Ну, допустим, не мне, а Пану, который видит некий интерес в этом финансовом магнате. Впрочем, мне это все по револьверному барабану. Я только отрабатываю свой номер за свой метафизический компот... И по совковой привычке работаю с превышением обязательств. Пан даже и предположить не мог, что мне удастся подобраться к Николасу так близко. Он вообще был невысокого мнения о моих бойцовских качествах. "Воин из тебя - как из граблей педаль", - так он выразился по этому поводу. Тем не менее, моя тактика коварной откровенности оказалась успешной. Я сразу заявила Николасу с ангельской наглостью:
- Прошлое у меня темное, настоящее туманное, а будущее - зияющее. Ни денег, ни документов, ни биографии при мне не имеется.

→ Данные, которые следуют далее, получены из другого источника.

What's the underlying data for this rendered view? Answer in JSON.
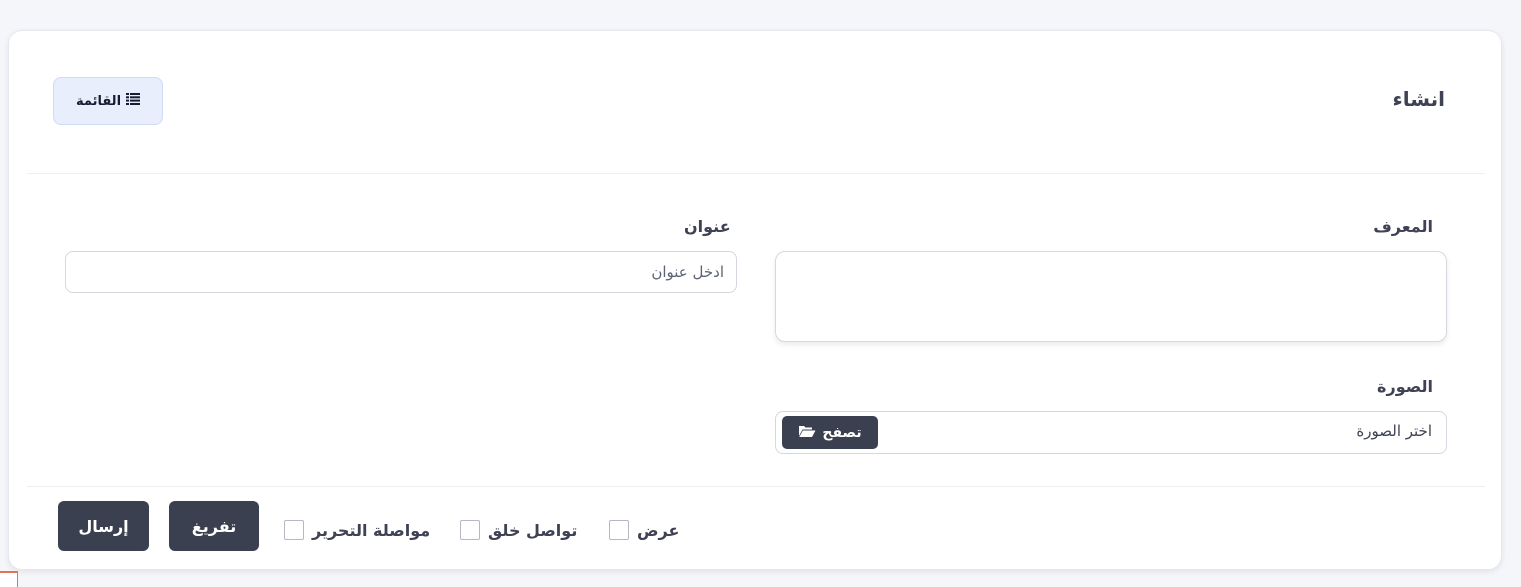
{
  "header": {
    "title": "انشاء",
    "list_button_label": "القائمة",
    "list_icon": "list-icon"
  },
  "form": {
    "identifier": {
      "label": "المعرف",
      "value": ""
    },
    "title": {
      "label": "عنوان",
      "placeholder": "ادخل عنوان",
      "value": ""
    },
    "image": {
      "label": "الصورة",
      "placeholder": "اختر الصورة",
      "browse_label": "تصفح",
      "browse_icon": "folder-open-icon"
    }
  },
  "footer": {
    "checkboxes": [
      {
        "label": "عرض",
        "checked": false
      },
      {
        "label": "تواصل خلق",
        "checked": false
      },
      {
        "label": "مواصلة التحرير",
        "checked": false
      }
    ],
    "clear_label": "تفريغ",
    "submit_label": "إرسال"
  },
  "colors": {
    "accent_dark": "#3a4050",
    "list_button_bg": "#e8eefc",
    "page_bg": "#f5f6fa"
  }
}
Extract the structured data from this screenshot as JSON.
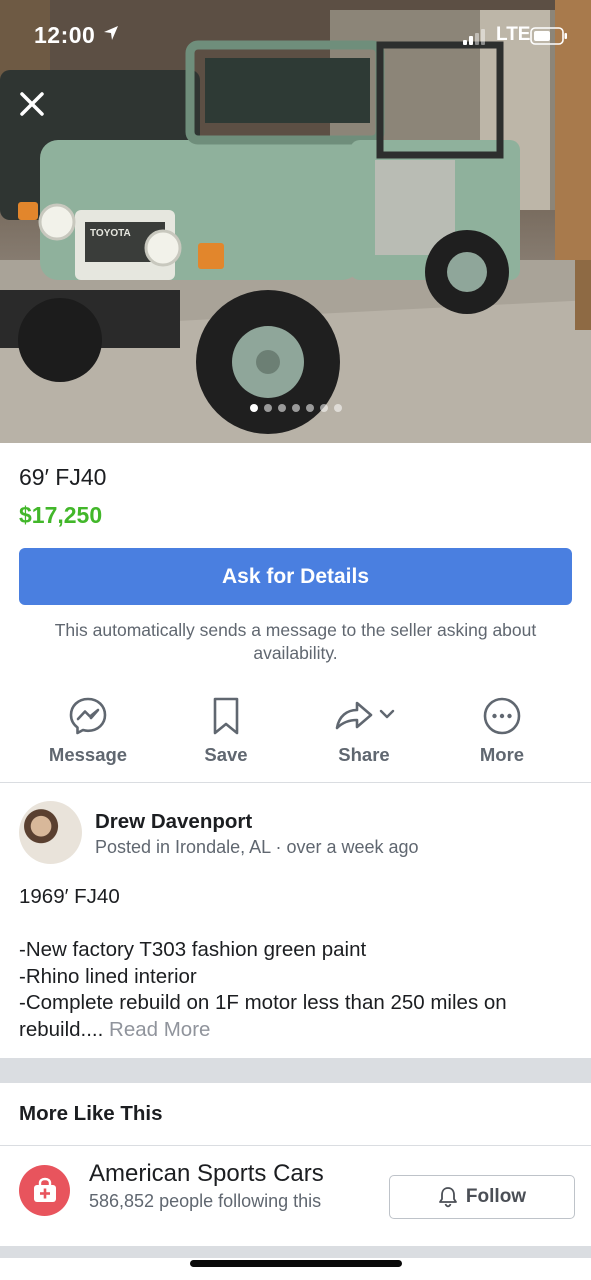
{
  "status_bar": {
    "time": "12:00",
    "network": "LTE"
  },
  "hero": {
    "photo_count": 7,
    "active_index": 0,
    "badge_text": "TOYOTA"
  },
  "listing": {
    "title": "69′ FJ40",
    "price": "$17,250",
    "price_color": "#42b72a",
    "ask_button": "Ask for Details",
    "ask_button_color": "#4a7fe0",
    "ask_note": "This automatically sends a message to the seller asking about availability."
  },
  "actions": [
    {
      "label": "Message",
      "icon": "messenger-icon"
    },
    {
      "label": "Save",
      "icon": "bookmark-icon"
    },
    {
      "label": "Share",
      "icon": "share-icon"
    },
    {
      "label": "More",
      "icon": "more-icon"
    }
  ],
  "seller": {
    "name": "Drew Davenport",
    "meta": "Posted in Irondale, AL · over a week ago"
  },
  "description": {
    "line1": "1969′ FJ40",
    "line2": "-New factory T303 fashion green paint",
    "line3": "-Rhino lined interior",
    "line4": "-Complete rebuild on 1F motor less than 250 miles on",
    "line5": "rebuild....",
    "read_more": "Read More"
  },
  "more_like_this": {
    "title": "More Like This",
    "page_name": "American Sports Cars",
    "followers": "586,852 people following this",
    "follow_button": "Follow",
    "page_icon_color": "#e8545d"
  }
}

Через месяц у меня было и то, и другое, и третье, плюс прелестный особнячок в предместьях Праги. В моем веденье оказались все самые щекотливые, пикантные, а, порой, и просто полукриминальные дела корпорации Ника. Мы с ним перешли на "ты", звали друг друга только по имени. Имя мне, кстати, придумали приятное для моего слуха - Алиса. Пусть так. Любимая героиня детства, печальная странница по земляничным полянам зазеркалья.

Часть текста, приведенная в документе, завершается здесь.